# earth sheltered home



## lonelyfarmgirl (Feb 6, 2005)

I would like to hear comments on earth sheltered homes. We are looking at a property that is a valley between two high ridgetops. The house is junk, so we were speculating the idea of building into the side of the south facing ridge.
I googled for some info on it, but surprisingly didn't come up with much. Has anyone here done this?


----------



## SolarGary (Sep 8, 2005)

Hi,
I've collected some material on earth sheltered homes and earth ships:

A section on earth ships:
http://www.builditsolar.com/Projects/SolarHomes/Earthship/Earthship.htm

This is an earth sheltered home that Cristian from Romania sent in a very detailed description on --he goes into quite a bit of detail on the thinking behind his design:
http://www.builditsolar.com/Projects/SolarHomes/Romania/CristianHouse.htm

We stayed a couple days in an Earth Ship in Taos -- these were my thoughts on it at the time:
http://www.builditsolar.com/Projects/SolarHomes/Earthship/Visit/EarthShipVisit.htm

Some more on this page:
http://www.builditsolar.com/Projects/SolarHomes/ididitps.htm

I think the Earth Ships that Michael Reynolds does out of Taos are pretty impressive from the point of view that they are not only thermally efficient, but they are totally independent of all utilities and do well on the water harvested from their own roof even in a climate that only gets 8 inches of rain a year. I think its a well thought out design. 

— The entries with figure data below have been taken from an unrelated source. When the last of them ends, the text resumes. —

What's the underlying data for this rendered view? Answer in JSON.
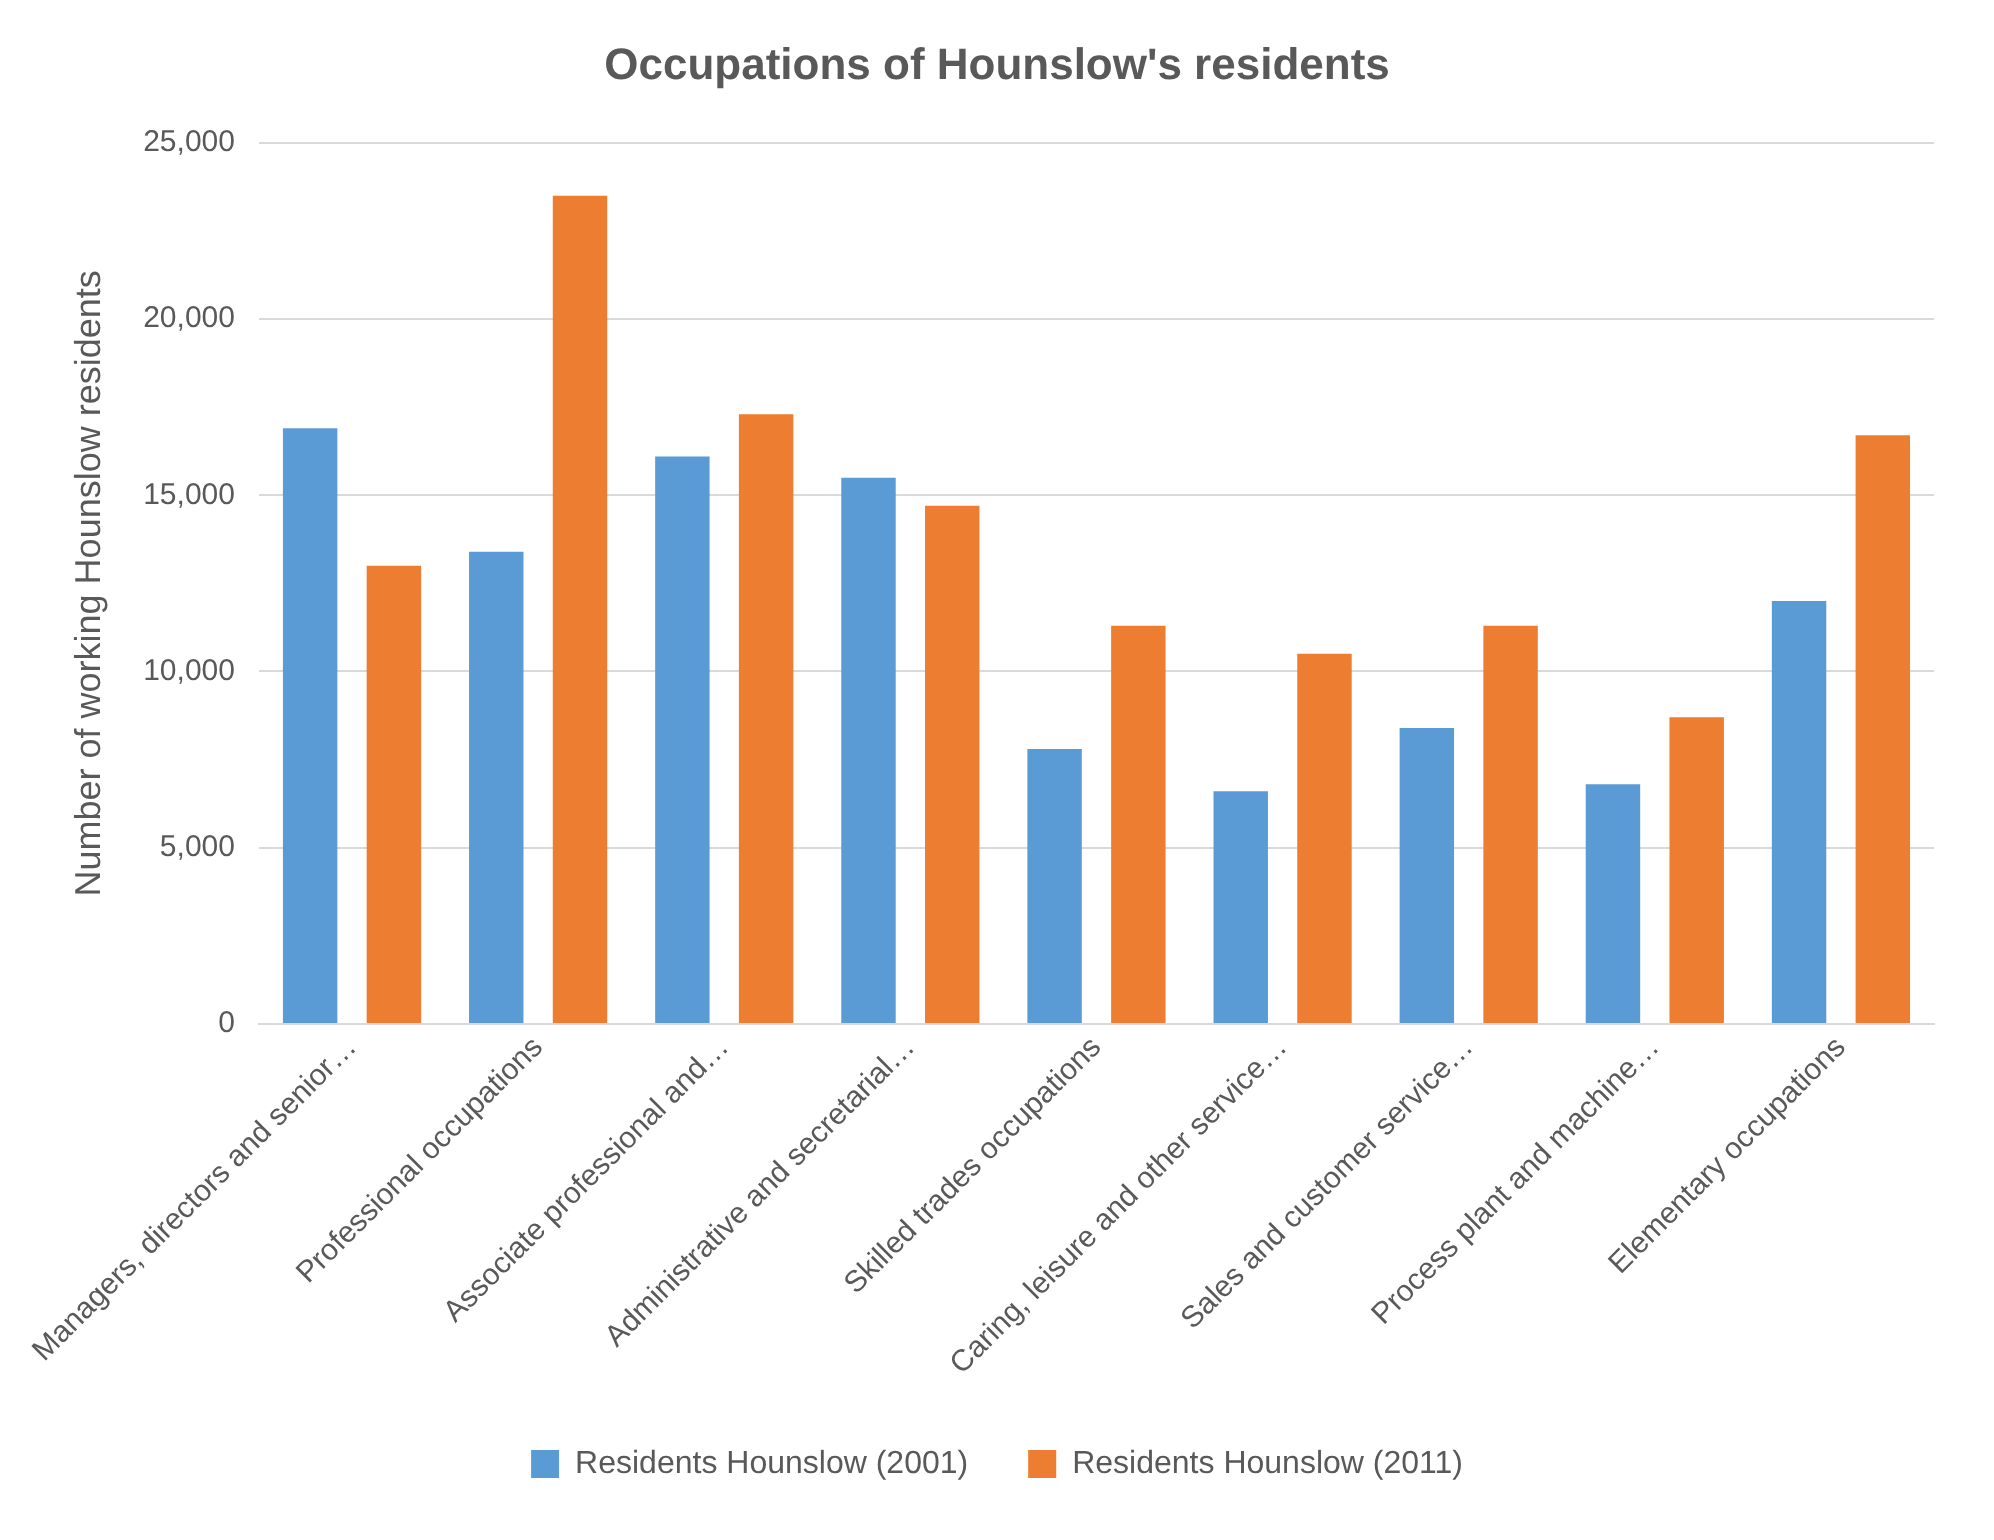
{
  "chart_data": {
    "type": "bar",
    "title": "Occupations of Hounslow's residents",
    "ylabel": "Number of working Hounslow residents",
    "categories": [
      "Managers, directors and senior…",
      "Professional occupations",
      "Associate professional and…",
      "Administrative and secretarial…",
      "Skilled trades occupations",
      "Caring, leisure and other service…",
      "Sales and customer service…",
      "Process plant and machine…",
      "Elementary occupations"
    ],
    "series": [
      {
        "name": "Residents Hounslow (2001)",
        "color": "#5b9bd5",
        "values": [
          16900,
          13400,
          16100,
          15500,
          7800,
          6600,
          8400,
          6800,
          12000
        ]
      },
      {
        "name": "Residents Hounslow (2011)",
        "color": "#ed7d31",
        "values": [
          13000,
          23500,
          17300,
          14700,
          11300,
          10500,
          11300,
          8700,
          16700
        ]
      }
    ],
    "ylim": [
      0,
      25000
    ],
    "yticks": [
      {
        "value": 0,
        "label": "0"
      },
      {
        "value": 5000,
        "label": "5,000"
      },
      {
        "value": 10000,
        "label": "10,000"
      },
      {
        "value": 15000,
        "label": "15,000"
      },
      {
        "value": 20000,
        "label": "20,000"
      },
      {
        "value": 25000,
        "label": "25,000"
      }
    ],
    "grid": "y",
    "legend": "bottom"
  }
}
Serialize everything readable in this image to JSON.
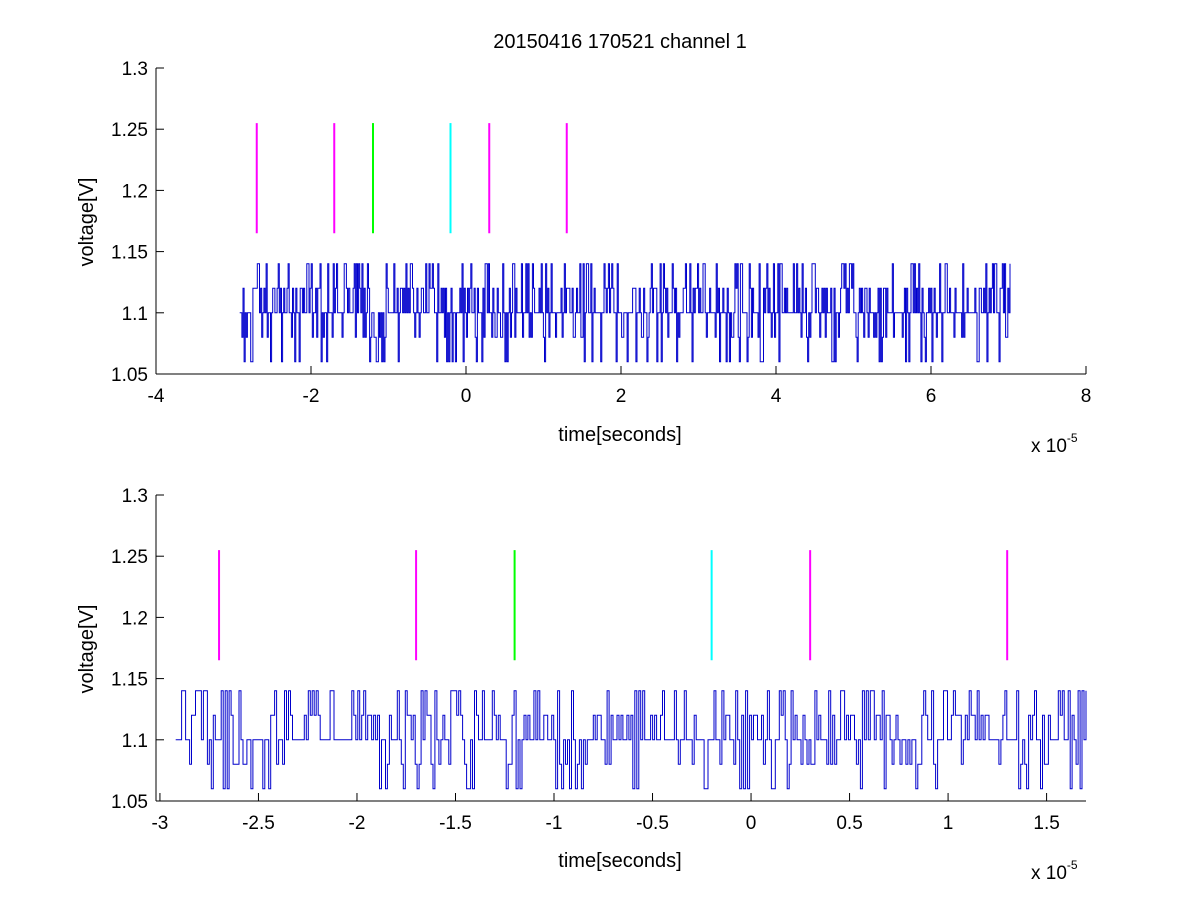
{
  "figure": {
    "title": "20150416 170521 channel 1"
  },
  "chart_data": [
    {
      "type": "line",
      "title": "20150416 170521 channel 1",
      "xlabel": "time[seconds]",
      "ylabel": "voltage[V]",
      "x_exponent_label": "x 10",
      "x_exponent": "-5",
      "xlim": [
        -4,
        8
      ],
      "ylim": [
        1.05,
        1.3
      ],
      "x_ticks": [
        -4,
        -2,
        0,
        2,
        4,
        6,
        8
      ],
      "x_tick_labels": [
        "-4",
        "-2",
        "0",
        "2",
        "4",
        "6",
        "8"
      ],
      "y_ticks": [
        1.05,
        1.1,
        1.15,
        1.2,
        1.25,
        1.3
      ],
      "y_tick_labels": [
        "1.05",
        "1.1",
        "1.15",
        "1.2",
        "1.25",
        "1.3"
      ],
      "grid": false,
      "signal": {
        "color": "#0000cc",
        "x_start": -2.92,
        "x_end": 7.02,
        "levels": [
          1.06,
          1.08,
          1.1,
          1.12,
          1.14
        ],
        "baseline": 1.1
      },
      "markers": [
        {
          "x": -2.7,
          "y_range": [
            1.165,
            1.255
          ],
          "color": "#ff00ff"
        },
        {
          "x": -1.7,
          "y_range": [
            1.165,
            1.255
          ],
          "color": "#ff00ff"
        },
        {
          "x": -1.2,
          "y_range": [
            1.165,
            1.255
          ],
          "color": "#00ff00"
        },
        {
          "x": -0.2,
          "y_range": [
            1.165,
            1.255
          ],
          "color": "#00ffff"
        },
        {
          "x": 0.3,
          "y_range": [
            1.165,
            1.255
          ],
          "color": "#ff00ff"
        },
        {
          "x": 1.3,
          "y_range": [
            1.165,
            1.255
          ],
          "color": "#ff00ff"
        }
      ]
    },
    {
      "type": "line",
      "title": "",
      "xlabel": "time[seconds]",
      "ylabel": "voltage[V]",
      "x_exponent_label": "x 10",
      "x_exponent": "-5",
      "xlim": [
        -3.02,
        1.7
      ],
      "ylim": [
        1.05,
        1.3
      ],
      "x_ticks": [
        -3,
        -2.5,
        -2,
        -1.5,
        -1,
        -0.5,
        0,
        0.5,
        1,
        1.5
      ],
      "x_tick_labels": [
        "-3",
        "-2.5",
        "-2",
        "-1.5",
        "-1",
        "-0.5",
        "0",
        "0.5",
        "1",
        "1.5"
      ],
      "y_ticks": [
        1.05,
        1.1,
        1.15,
        1.2,
        1.25,
        1.3
      ],
      "y_tick_labels": [
        "1.05",
        "1.1",
        "1.15",
        "1.2",
        "1.25",
        "1.3"
      ],
      "grid": false,
      "signal": {
        "color": "#0000cc",
        "x_start": -2.92,
        "x_end": 1.7,
        "levels": [
          1.06,
          1.08,
          1.1,
          1.12,
          1.14
        ],
        "baseline": 1.1
      },
      "markers": [
        {
          "x": -2.7,
          "y_range": [
            1.165,
            1.255
          ],
          "color": "#ff00ff"
        },
        {
          "x": -1.7,
          "y_range": [
            1.165,
            1.255
          ],
          "color": "#ff00ff"
        },
        {
          "x": -1.2,
          "y_range": [
            1.165,
            1.255
          ],
          "color": "#00ff00"
        },
        {
          "x": -0.2,
          "y_range": [
            1.165,
            1.255
          ],
          "color": "#00ffff"
        },
        {
          "x": 0.3,
          "y_range": [
            1.165,
            1.255
          ],
          "color": "#ff00ff"
        },
        {
          "x": 1.3,
          "y_range": [
            1.165,
            1.255
          ],
          "color": "#ff00ff"
        }
      ]
    }
  ]
}
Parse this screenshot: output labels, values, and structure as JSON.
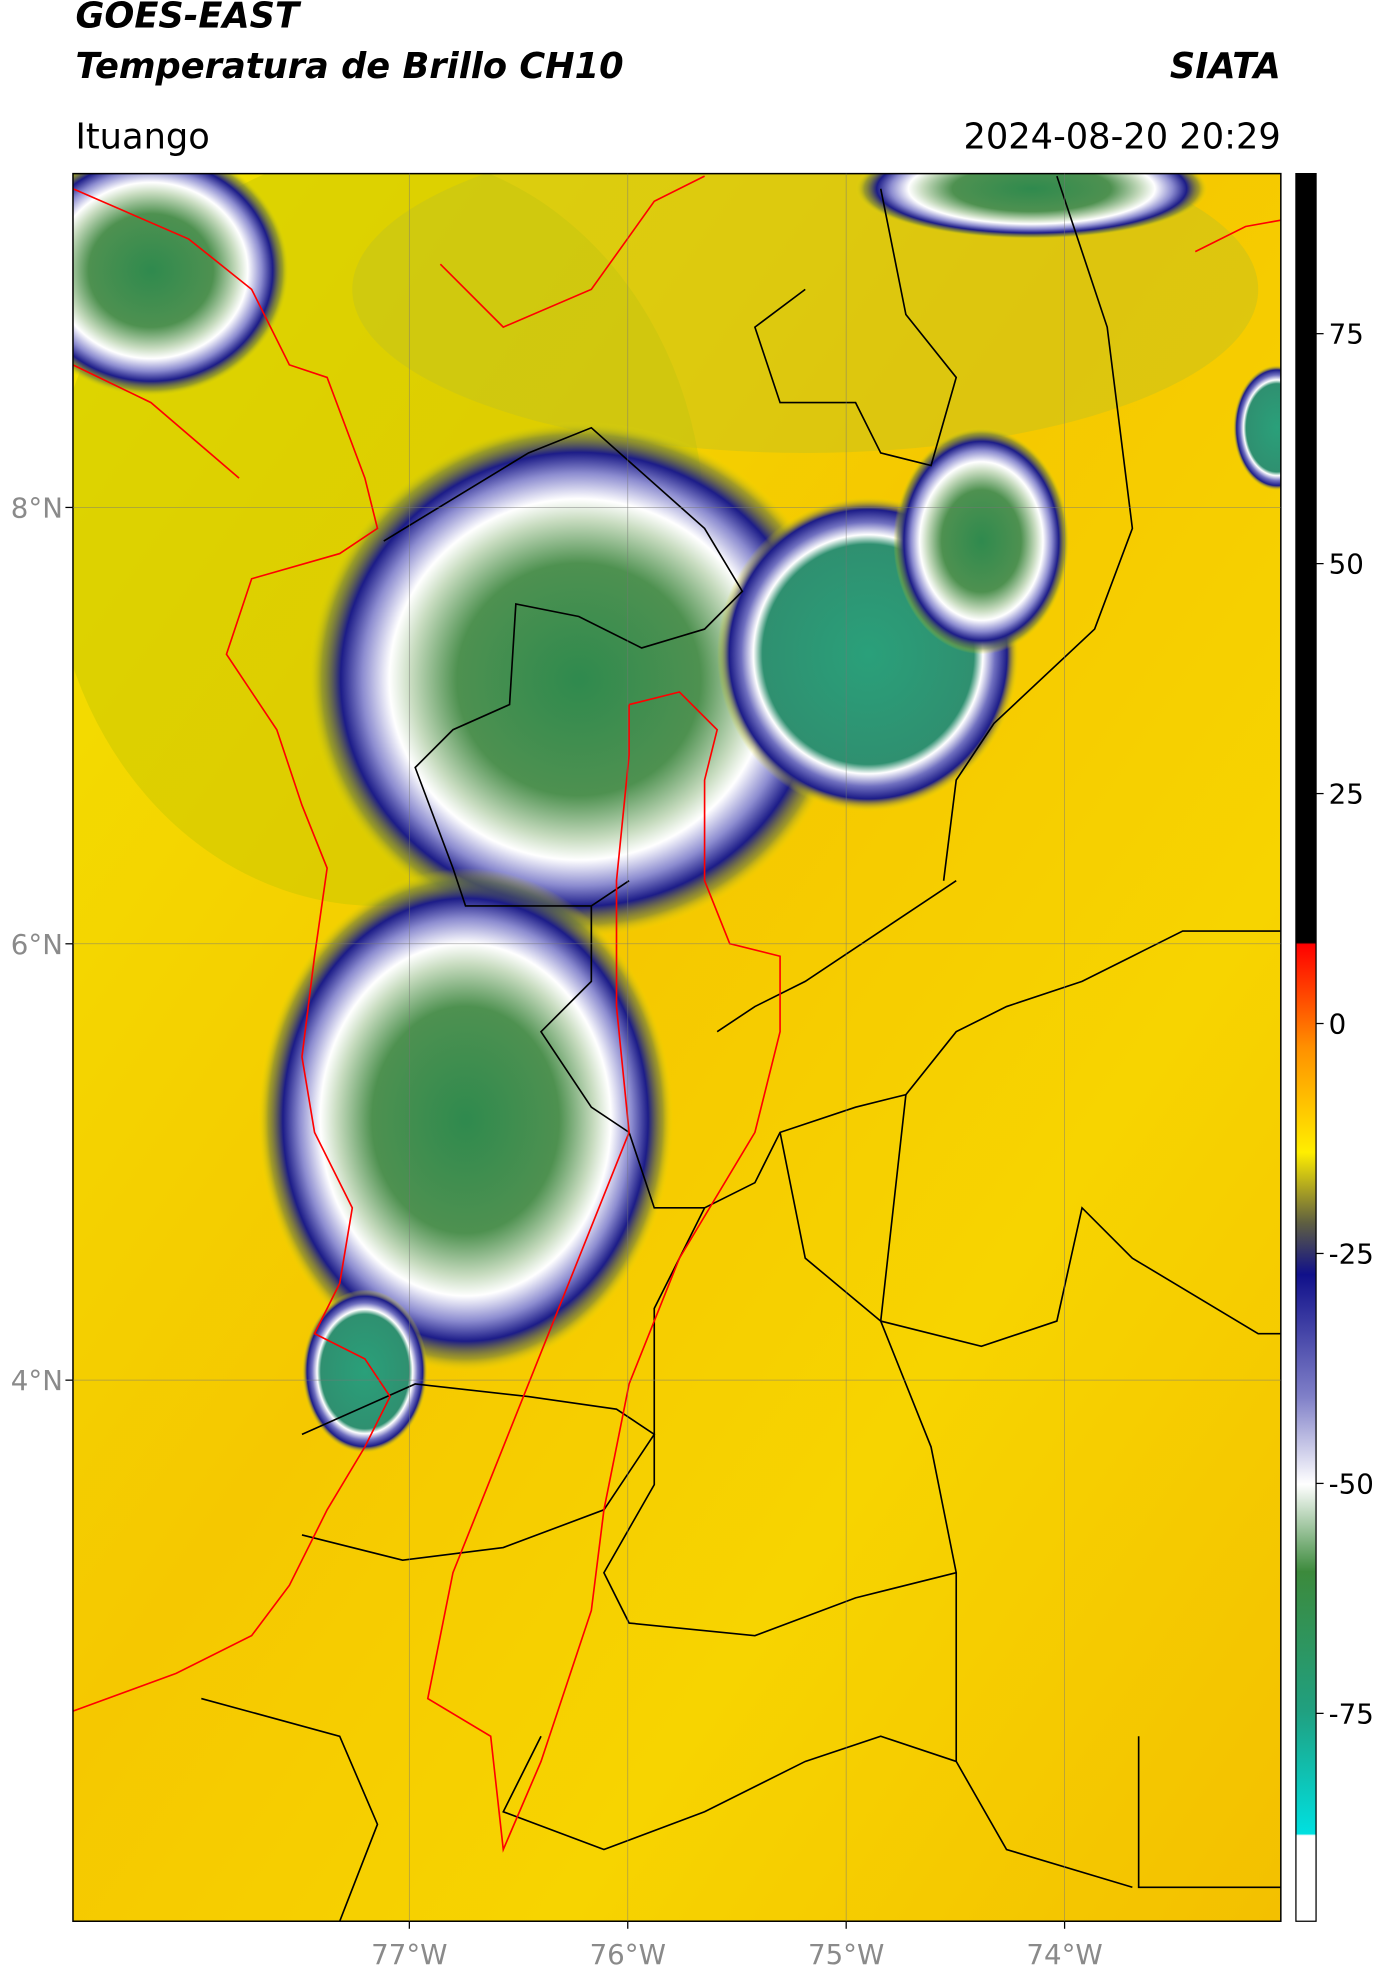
{
  "header": {
    "title": "GOES-EAST",
    "subtitle": "Temperatura de Brillo CH10",
    "source": "SIATA",
    "location": "Ituango",
    "datetime": "2024-08-20 20:29"
  },
  "map": {
    "xlim": [
      -78.54,
      -73.01
    ],
    "ylim": [
      1.52,
      9.53
    ],
    "xticks": [
      {
        "value": -77,
        "label": "77°W"
      },
      {
        "value": -76,
        "label": "76°W"
      },
      {
        "value": -75,
        "label": "75°W"
      },
      {
        "value": -74,
        "label": "74°W"
      }
    ],
    "yticks": [
      {
        "value": 8,
        "label": "8°N"
      },
      {
        "value": 6,
        "label": "6°N"
      },
      {
        "value": 4,
        "label": "4°N"
      }
    ],
    "grid": true
  },
  "colorbar": {
    "lim": [
      -97.6,
      92.4
    ],
    "ticks": [
      75,
      50,
      25,
      0,
      -25,
      -50,
      -75
    ]
  }
}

I would definitely recommend that you arrange to stay in an earth sheltered house of the type you would build before you commit to building it -- seems to me that one of the most important things is for a house to feel right to you, and earth ships have a different sort of feel -- some people like it, and some don't.

Gary


----------



## lonelyfarmgirl (Feb 6, 2005)

Those are some pretty neat looking houses. I will read the links in greater detail, thanks! But none of the photos I saw are anything like what we want to do. Everything on there, except one I think was built, then earth dumped around. We want to imbed into a ridge. I wonder how it would differ?


----------



## wy_white_wolf (Oct 14, 2004)

Haven't seen speedfunk post lately.

http://www.homesteadingtoday.com/showthread.php?t=332056&highlight=house


----------



## farminghandyman (Mar 4, 2005)

if you do go the earth shelter design, 
Do a proper job of water proofing of the structure before covering, (I have read that some of the early designs, and most problems with basements are do to improper water proofing procedures, 
(the number of times I have been asked about wet basements and pealing paints and damp spots on basements and even water seeping in under walls, over the years) 
and you can not do a proper job of water proofing from the inside, you need to stop it before it enter the area,

CONCRETE, IS NOT WATER PROOF, and cement block is very porous, 

yes concrete will hold water but not water proof,

and since to properly water proof some thing takes time and money it is many times over looked or not done properly, (also the water proofing methods have improved greatly over the 30 years),

but what ever you do, DO not cut corners in the water proofing area, even if your in a dry climate, 

One more thing have the roof designed by a structural engineer, if it is going to be earth covered, DIRT IS HEAVY, up to 120 per cubit foot, (normally between 75 to 120) so if you have 24" earth covering on your roof area, that is a 200+ pound per square foot load or possibly more if wet,


----------



## SolarGary (Sep 8, 2005)

farminghandyman said:


> if you do go the earth shelter design,
> Do a proper job of water proofing of the structure before covering, (I have read that some of the early designs, and most problems with basements are do to improper water proofing procedures,
> (the number of times I have been asked about wet basements and pealing paints and damp spots on basements and even water seeping in under walls, over the years)
> and you can not do a proper job of water proofing from the inside, you need to stop it before it enter the area,
> ...


Another kind of water problem you can run into with earth sheltered homes is not having enough insulation on the outside of the concrete, which causes the concrete to run cool enough that it condenses water on the inside.

Gary


----------



## Sparticle (Nov 1, 2004)

We're building an earth sheltered house now. Our green roof will have 3-4 inches of growing medium over an Enkadrain drainage mat over a 45 mil sheet of EPDM. We're using 2x12's on 12" centers and forked over big bucks for an engineered LVL beam. Using lots of drains all around the house to keep water out. Insulating like crazy to prevent any condensation and energy bleeds.


----------



## sideoutds (Jul 19, 2011)

Get the book Earth Sheltered Houses By Robert Roy. His book is one of the best i've come across. It is pretty detailed on the water proofing and and load bearing parts of the book.


----------



## SuperMom (Jul 18, 2011)

This is some good information, thank you for sharing! Anyone here actually have their own Earth Ship? Am very curious how these sustainable homes actually are to live in....


----------



## kvr28 (Feb 15, 2009)

we use a 1/2 cord of wood to heat our earth sheltered home, we love it


----------



## speedfunk (Dec 7, 2005)

wy_white_wolf said:


> Haven't seen speedfunk post lately.
> 
> http://www.homesteadingtoday.com/showthread.php?t=332056&highlight=house


Still here I am. We have done quite a bit , we look to be finishing up this next month and 1/2. Its becoming crunch time for sure. For more updated pics ( I will update the homesteadingtoday thread when I bet a bit of time for sure)

http://countryplans.com/smf/index.php?topic=5690.0


----------